Fix/is last chunk 9085 #9094

baughmann · 2025-11-26T20:30:46Z

Summary

Fixes #9085 - is_last_chunk was never being set to True in StreamResponse objects in DSPy 3.0.4, breaking stream completion detection. I noticed this behaviour both with Qwen 3 Next 80b and with GPT OSS 120b with vLLM. Given that @chenmoneygithub fixed #8890 it would be really nice to get their two cents on this PR if possible. Not sure if the model they used behaved differently to these ones.

Background

I discovered that is_last_chunk was always False when using StreamListener with the built-in ReAct module.
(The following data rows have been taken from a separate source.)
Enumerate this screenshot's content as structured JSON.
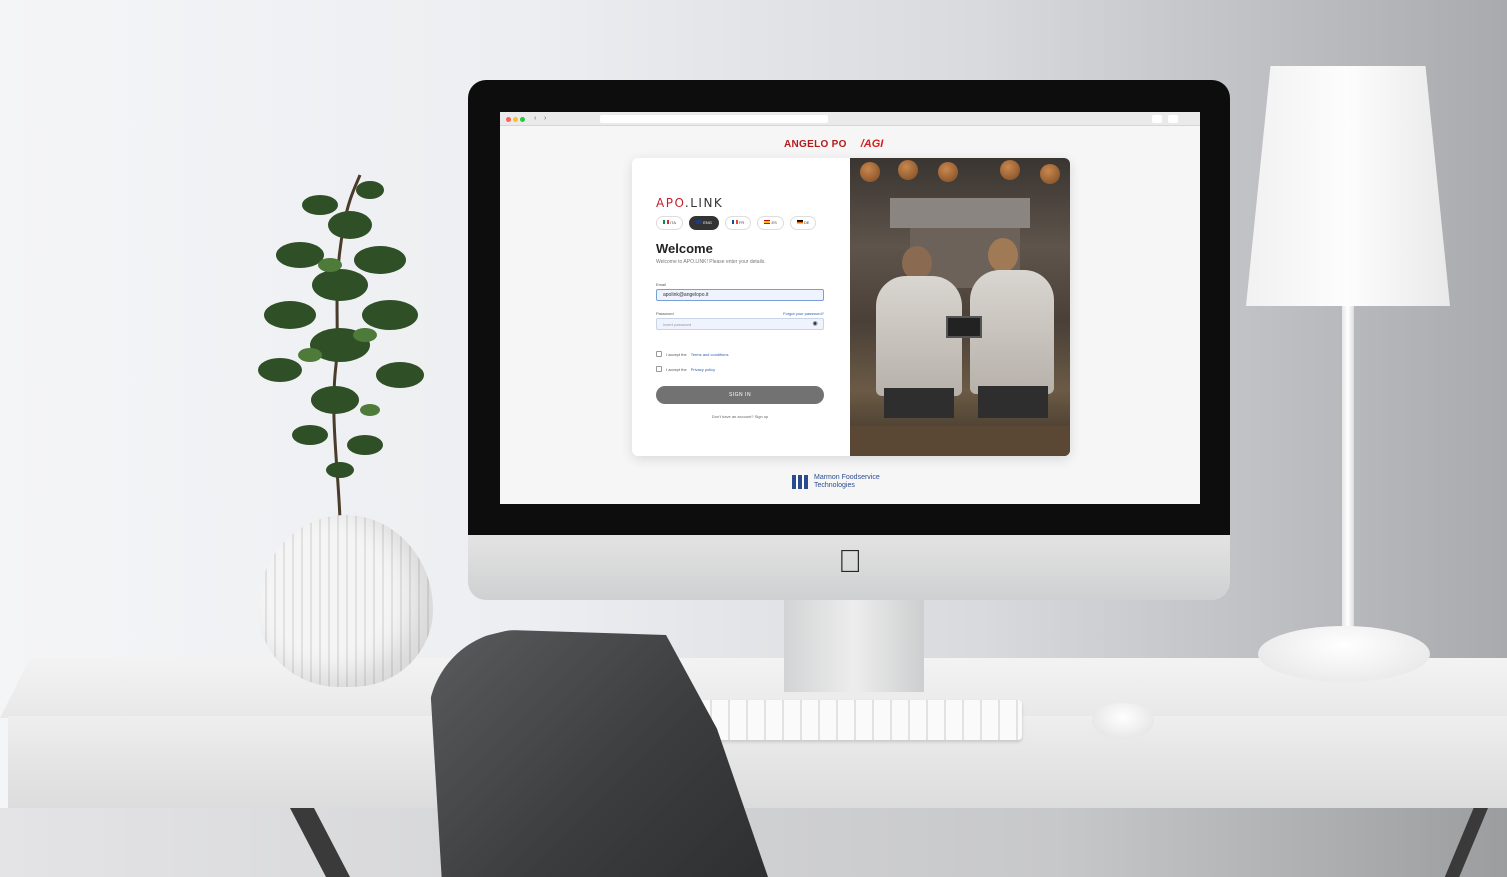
{
  "colors": {
    "brand_red": "#c41f2c",
    "button_gray": "#727272",
    "link_blue": "#2c5fb7",
    "footer_blue": "#2a4c8f"
  },
  "brands": {
    "angelo_po": "ANGELO PO",
    "sagi": "/AGI"
  },
  "login": {
    "logo_prefix": "APO",
    "logo_suffix": ".LINK",
    "languages": [
      {
        "code": "ITA",
        "flag": "italy-flag-icon"
      },
      {
        "code": "ENG",
        "flag": "uk-flag-icon",
        "active": true
      },
      {
        "code": "FR",
        "flag": "france-flag-icon"
      },
      {
        "code": "ES",
        "flag": "spain-flag-icon"
      },
      {
        "code": "DE",
        "flag": "germany-flag-icon"
      }
    ],
    "title": "Welcome",
    "subtitle": "Welcome to APO.LINK! Please enter your details.",
    "email_label": "Email",
    "email_value": "apolink@angelopo.it",
    "password_label": "Password",
    "forgot_password": "Forgot your password?",
    "password_placeholder": "Insert password",
    "accept_terms": "I accept the",
    "terms_link": "Terms and conditions",
    "accept_privacy": "I accept the",
    "privacy_link": "Privacy policy",
    "sign_in": "SIGN IN",
    "signup_text": "Don't have an account? Sign up"
  },
  "footer": {
    "line1": "Marmon Foodservice",
    "line2": "Technologies"
  }
}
This made it impossible to reliably detect when streaming had completed for a given field. My original goal was straightforward: make sure is_last_chunk gets sent.

Why This Fix Couldn't Be More Surgical

The root cause is in _default_handle_stream_chunk():

Original code (line 295)

if token:
    return StreamResponse(...)

The method only returned a StreamResponse when token was non-empty. Since the final chunk is detected by seeing the next field's marker (or end of stream), the token buffer is often empty at that point - so no final chunk was ever emitted.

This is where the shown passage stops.